With an administrative supplement award of $150,000 from the NCI, investigators will survey patients enrolled in the DiRECT Cohort study about their use of cannabis/cannabinoids.

“That has become a common way for patients to deal with pain, insomnia and stress after a cancer diagnosis and treatment,” says Danielle Smith, PhD, MPH, Assistant Professor of Oncology at Roswell Park, who co-leads this supplement project with Luke Peppone, PhD, Associate Professor at Wilmot. “But some evidence suggests that cannabis use can compromise response to immune checkpoint inhibitor therapy. We hope these questions will help us better understand the prevalence of cannabis use among these patients and how it impacts their treatment response. Our DiRECT Cohort is the perfect platform to look at this question.”

An NCI R01 grant of $3,860,785 will fund a multi-institutional study, Advanced cancer Survivorship after Checkpoint inhibitors: ExamiNing Durable responses (ASCEND), which will examine the physical and psychological challenges of patients with metastatic cancer who have survived a year or more after treatment with ICIs.

“Patients with stage 4 metastatic cancer are living longer with ICIs,” explains Dr.
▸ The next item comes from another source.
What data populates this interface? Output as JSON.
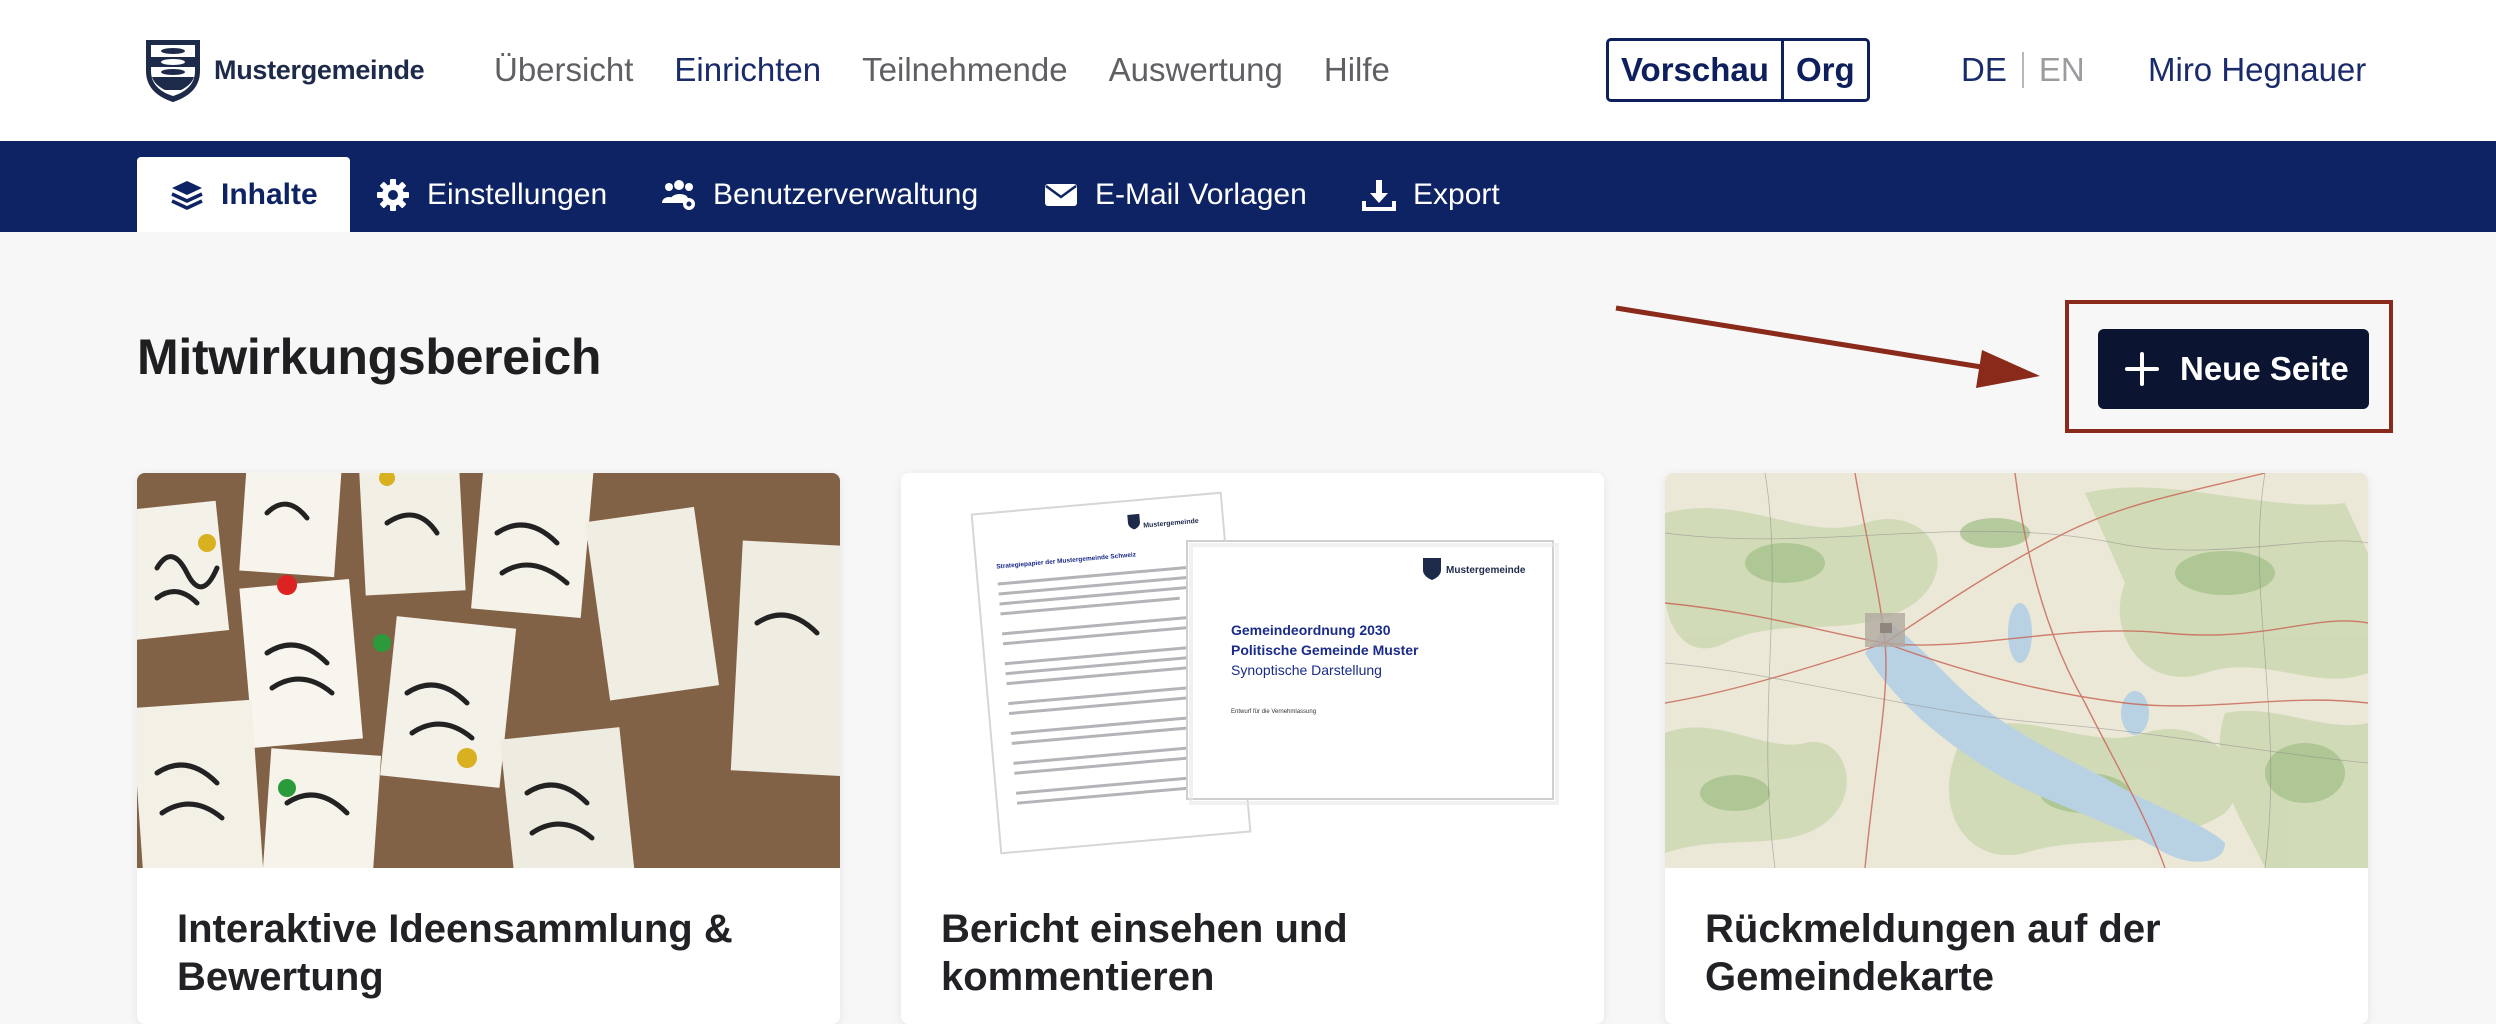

Sakoda. “It is important that we learn more about the challenges they face, and the long-term side effects they may experience, so that we can finds ways to intervene and improve their quality of life.”

That study, which aims to enroll 1,200 people with lung cancer, kidney cancer or melanoma over four years, will be directed by multiple principal investigators: Dr. Kamen at the University of Rochester; Dr. Sakoda at Kaiser Permanente Northern California Division of Research; and Dr. Yao at Roswell Park.